ABSTRACT
This paper employs the Stock Connect programme to examine the impact of stock market liberalisation on the earnings management activities of listed firms in China. Using the time-varying difference-in-difference model, we find that both accrual-based and real earnings management activities decrease after firms join the Stock Connect programme. This reduction effect disappears once the firms leave the programme. These firms may even resume their earnings management activities. We further find that the participation of international investors, the improvement of the information environment, and the strengthening of monitoring power are potential transmission channels for this reduction effect.
Disclosure statement
No potential conflict of interest was reported by the authors.
Data availability statement
The data that support the findings of this study are available from CSMAR. Data are available from the authors with the permission of CSMAR.
Notes
1 A-shares, also called domestic shares, are denominated in Chinese yuan (RMB) and traded on the Shanghai, Shenzhen, or Beijing Stock Exchange. B-shares are denominated in foreign currencies and traded on the Shanghai or Shenzhen Stock Exchange.

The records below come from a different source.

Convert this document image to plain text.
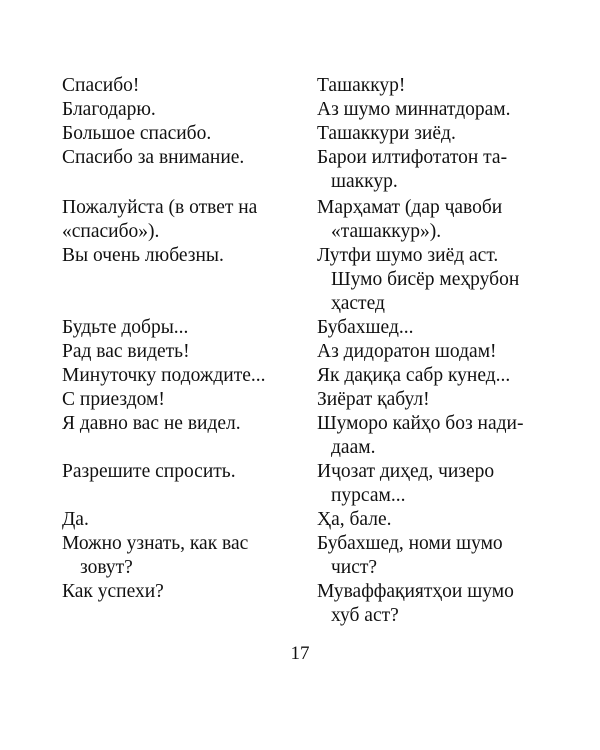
Спасибо!
Благодарю.
Большое спасибо.
Спасибо за внимание.
Пожалуйста (в ответ на
«спасибо»).
Вы очень любезны.
Будьте добры...
Рад вас видеть!
Минуточку подождите...
С приездом!
Я давно вас не видел.
Разрешите спросить.
Да.
Можно узнать, как вас
зовут?
Как успехи?
Ташаккур!
Аз шумо миннатдорам.
Ташаккури зиёд.
Барои илтифотатон та-
шаккур.
Марҳамат (дар ҷавоби
«ташаккур»).
Лутфи шумо зиёд аст.
Шумо бисёр меҳрубон
ҳастед
Бубахшед...
Аз дидоратон шодам!
Як дақиқа сабр кунед...
Зиёрат қабул!
Шуморо кайҳо боз нади-
даам.
Иҷозат диҳед, чизеро
пурсам...
Ҳа, бале.
Бубахшед, номи шумо
чист?
Муваффақиятҳои шумо
хуб аст?
17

H-shares are the shares of mainland Chinese firms that are traded on the Hong Kong Stock Exchange (HKEX). The QFII programme allows qualified international institutional investors to invest in A-shares. The RQFII programme further allows qualified international institutional investors to invest in A-shares with offshore RMB. China–Japan ETF connectivity enables the listing of feeder ETFs of ETFs investing in Chinese or Japanese assets.
2 Composition of the SC programme: all constituent stocks of the SSE 180 and 380 Indices, the SZSE Component Index, the SZSE Small/Mid Cap Innovation Index with a market capitalisation of at least RMB6 billion, and all other AH shares. AH shares refer to Chinese companies which are dual-listed in the A-share market and the HKEX.